Severe Crohnʼs Disease Manifestations in a Child with Cystathionine β-Synthase Deficiency

• Published in: ACG case reports journal Vol. 5; no. 12; pp. e931 - 4
• Main Authors: Alsahli, Saud, Al Anazi, Aziz, Al Hatlani, Maher M., Kashgari, Amna, Al Sufiani, Fahd, Alfadhel, Majid, Al Mutairi, Fuad
• Format: Journal Article
• Language: English
• Published: American College of Gastroenterology 05.12.2018
• Subjects: Case Report
• ISSN: 2326-3253; 2326-3253
• DOI: 10.14309/crj.2018.93

Inflammatory bowel diseases (IBDs) are idiopathic autoimmune diseases that are characterized by inflammation of both the small and large intestine. Although IBD is common in the general population, the pathophysiology remains ambiguous. Clear understanding of IBD pathophysiology would be a major step toward curative treatment in the future. Hyperhomocysteinemia has been associated with multiple autoimmune diseases including IBD, but homocystinuria has not been associated with IBD before.
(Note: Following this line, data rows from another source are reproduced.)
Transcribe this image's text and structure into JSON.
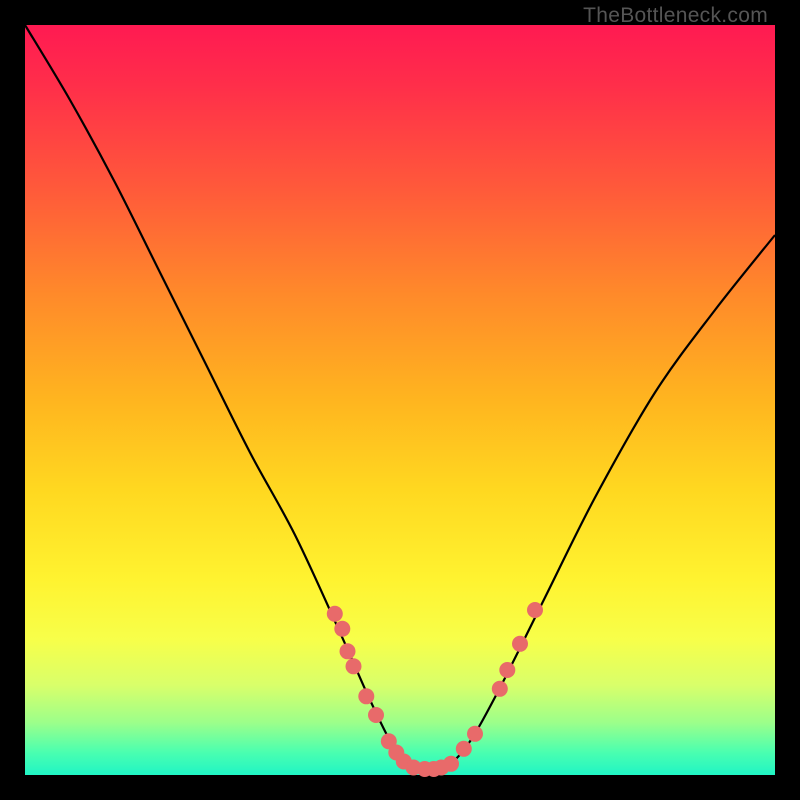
{
  "watermark": "TheBottleneck.com",
  "chart_data": {
    "type": "line",
    "title": "",
    "xlabel": "",
    "ylabel": "",
    "xlim": [
      0,
      100
    ],
    "ylim": [
      0,
      100
    ],
    "series": [
      {
        "name": "curve",
        "x": [
          0,
          6,
          12,
          18,
          24,
          30,
          36,
          42,
          46,
          49,
          51,
          54,
          56,
          59,
          63,
          69,
          76,
          84,
          92,
          100
        ],
        "y": [
          100,
          90,
          79,
          67,
          55,
          43,
          32,
          19,
          10,
          4,
          2,
          1,
          1,
          4,
          11,
          23,
          37,
          51,
          62,
          72
        ]
      }
    ],
    "markers": {
      "name": "scatter-along-bottom",
      "color": "#e86a6a",
      "radius": 8,
      "points": [
        {
          "x": 41.3,
          "y": 21.5
        },
        {
          "x": 42.3,
          "y": 19.5
        },
        {
          "x": 43.0,
          "y": 16.5
        },
        {
          "x": 43.8,
          "y": 14.5
        },
        {
          "x": 45.5,
          "y": 10.5
        },
        {
          "x": 46.8,
          "y": 8.0
        },
        {
          "x": 48.5,
          "y": 4.5
        },
        {
          "x": 49.5,
          "y": 3.0
        },
        {
          "x": 50.5,
          "y": 1.8
        },
        {
          "x": 51.8,
          "y": 1.0
        },
        {
          "x": 53.3,
          "y": 0.8
        },
        {
          "x": 54.5,
          "y": 0.8
        },
        {
          "x": 55.5,
          "y": 1.0
        },
        {
          "x": 56.8,
          "y": 1.5
        },
        {
          "x": 58.5,
          "y": 3.5
        },
        {
          "x": 60.0,
          "y": 5.5
        },
        {
          "x": 63.3,
          "y": 11.5
        },
        {
          "x": 64.3,
          "y": 14.0
        },
        {
          "x": 66.0,
          "y": 17.5
        },
        {
          "x": 68.0,
          "y": 22.0
        }
      ]
    }
  }
}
We report a 9-year-old girl with Crohn’s disease and homocystinuria. Her gastrointestinal symptoms improved significantly upon classical homocystinuria treatment, and her last colonoscopy showed a pronounced remission. This case supports the inflammatory role of homocysteine in the gastrointestinal tract and the association between hyperhomocysteinemia and IBD manifestations.